One hint is this message:
These results exist for 'DEFAULT_SAMPLE_NAME': Time
These results exist for 'DEFAULT_SAMPLE_NAME': Success
It looks like there might be a bug somewhere with a constant that is getting stored as a string instead.
I think pipestat_sample_name is not being passed through to pipestat
actually I think it's pipestat_results_file that's not working correclty...
I figured it out.
Pypiper automatically adds results for Time and Success. If those aren't in your output schema, it fails. So you have to add this to the output schema:
Time:
type: "string"
description: "Elapsed time for the pipeline run as reported by pypiper"
Success:
type: "string"
description: "Timestamp for when the pipeline completed"
I think this is suboptimal, since I am not putting those in, they're automatic. Maybe pypiper should be the one adding them to the output schema, since it's the one reporting them automatically.

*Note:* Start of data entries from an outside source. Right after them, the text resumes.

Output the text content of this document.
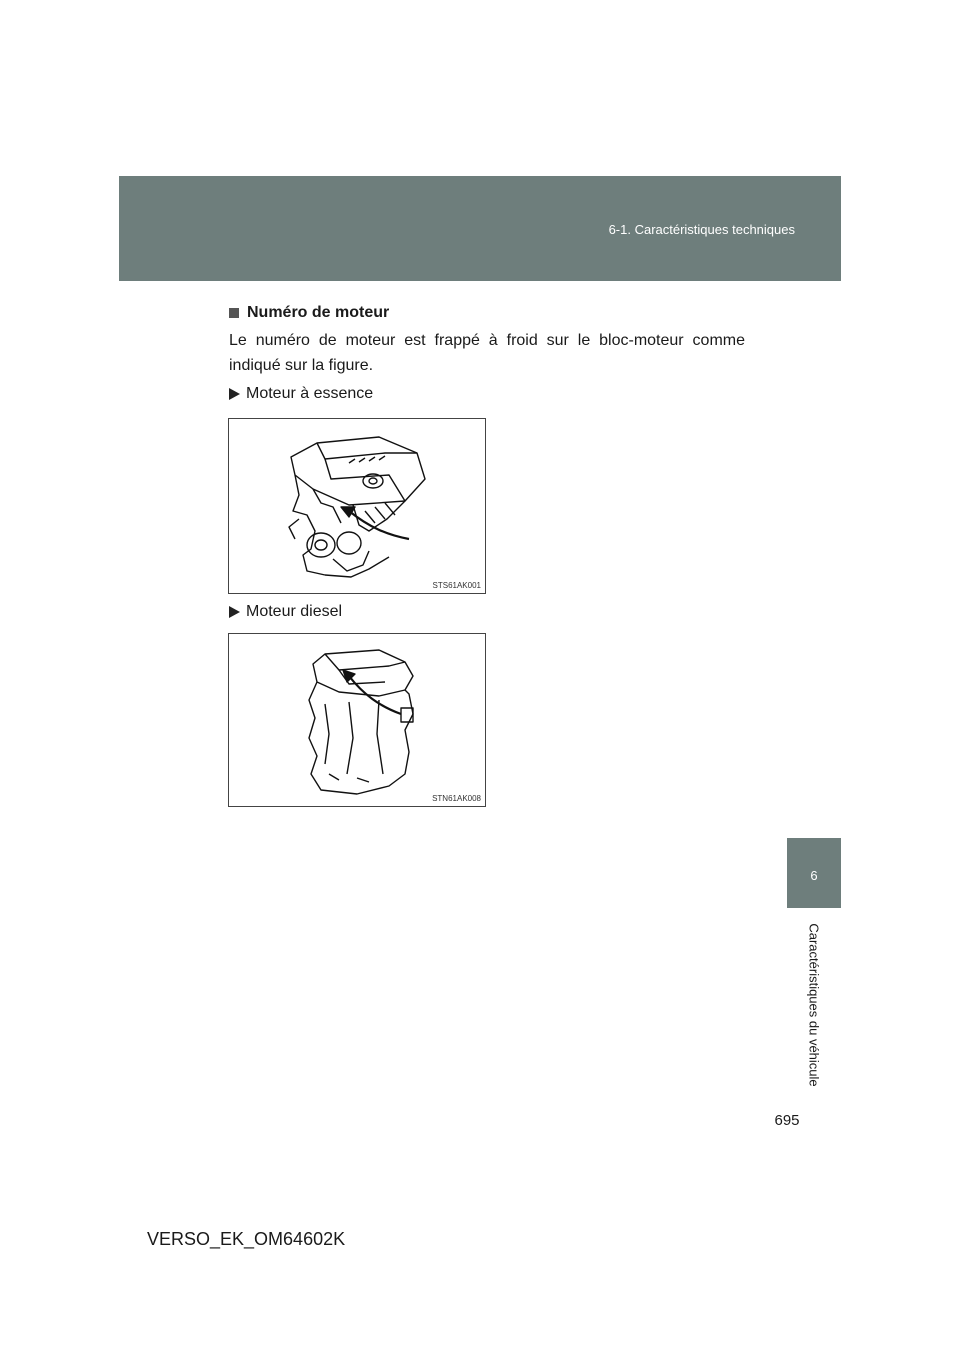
6-1. Caractéristiques techniques
6
Caractéristiques du véhicule
695
Numéro de moteur
Le numéro de moteur est frappé à froid sur le bloc-moteur comme indiqué sur la figure.
Moteur à essence
STS61AK001
Moteur diesel
STN61AK008
VERSO_EK_OM64602K
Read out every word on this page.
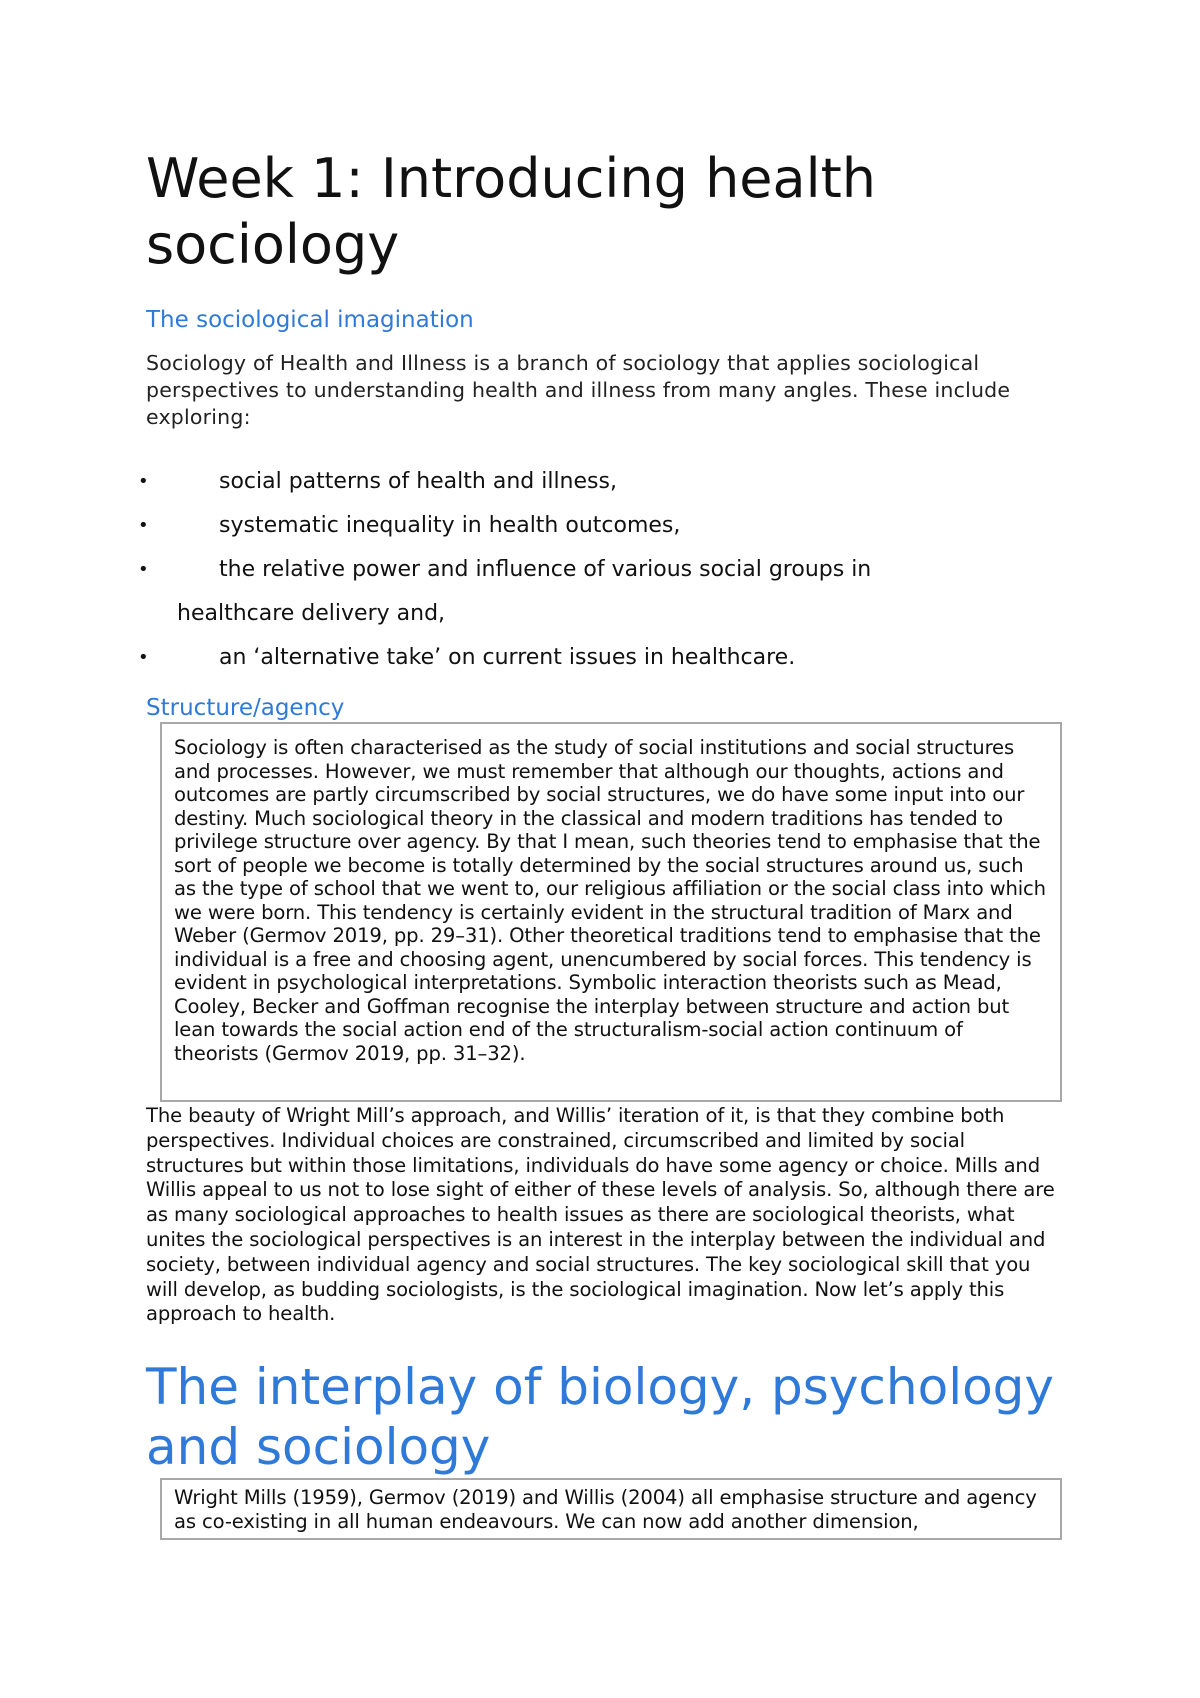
Week 1: Introducing health sociology
The sociological imagination

Sociology of Health and Illness is a branch of sociology that applies sociological perspectives to understanding health and illness from many angles. These include exploring:

•	social patterns of health and illness,
•	systematic inequality in health outcomes,
•	the relative power and influence of various social groups in
healthcare delivery and,
•	an ‘alternative take’ on current issues in healthcare.
Structure/agency

Sociology is often characterised as the study of social institutions and social structures and processes. However, we must remember that although our thoughts, actions and outcomes are partly circumscribed by social structures, we do have some input into our destiny. Much sociological theory in the classical and modern traditions has tended to privilege structure over agency. By that I mean, such theories tend to emphasise that the sort of people we become is totally determined by the social structures around us, such as the type of school that we went to, our religious affiliation or the social class into which we were born. This tendency is certainly evident in the structural tradition of Marx and Weber (Germov 2019, pp. 29–31). Other theoretical traditions tend to emphasise that the individual is a free and choosing agent, unencumbered by social forces. This tendency is evident in psychological interpretations. Symbolic interaction theorists such as Mead, Cooley, Becker and Goffman recognise the interplay between structure and action but lean towards the social action end of the structuralism-social action continuum of theorists (Germov 2019, pp. 31–32).

The beauty of Wright Mill’s approach, and Willis’ iteration of it, is that they combine both perspectives. Individual choices are constrained, circumscribed and limited by social structures but within those limitations, individuals do have some agency or choice. Mills and Willis appeal to us not to lose sight of either of these levels of analysis. So, although there are as many sociological approaches to health issues as there are sociological theorists, what unites the sociological perspectives is an interest in the interplay between the individual and society, between individual agency and social structures. The key sociological skill that you will develop, as budding sociologists, is the sociological imagination. Now let’s apply this approach to health.

The interplay of biology, psychology and sociology

Wright Mills (1959), Germov (2019) and Willis (2004) all emphasise structure and agency as co-existing in all human endeavours. We can now add another dimension,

I made a more informative error message in pipestat to address this here: https://github.com/pepkit/pipestat/commit/0d511b5960d460b4dda701379f6a982e3f407a0c
This at least solves the immediate issue, but going forward:
- [ ] pypiper should add anything it uses into the schema on its own
- [ ] so, pipestat, probably needs to make it easier to merge/update/combine schemas. right now you can only give it a file path, and that's it -- there's no way to set the schema programmatically, or update it, or whatever. so, first, the pipestat schema loading system needs to be more flexible, in order to allow pypiper to update the schema and add its parameters.
Also confirmed this by adding the output_schema to the Pipelinemanager during the test_pipeline_manager.py test (I was initially surprised our tests didn't catch this):
self.pp = pypiper.PipelineManager(
"sample_pipeline", outfolder=self.OUTFOLDER, multi=True, pipestat_schema="/home/drc/GITHUB/pypiper/pypiper/tests/Data/sample_output_schema.yaml"
)
It will indeed fail with a KeyError:
tests/pipeline_manager/test_pipeline_manager.py::PipelineManagerTests::test_me - KeyError: 'Time'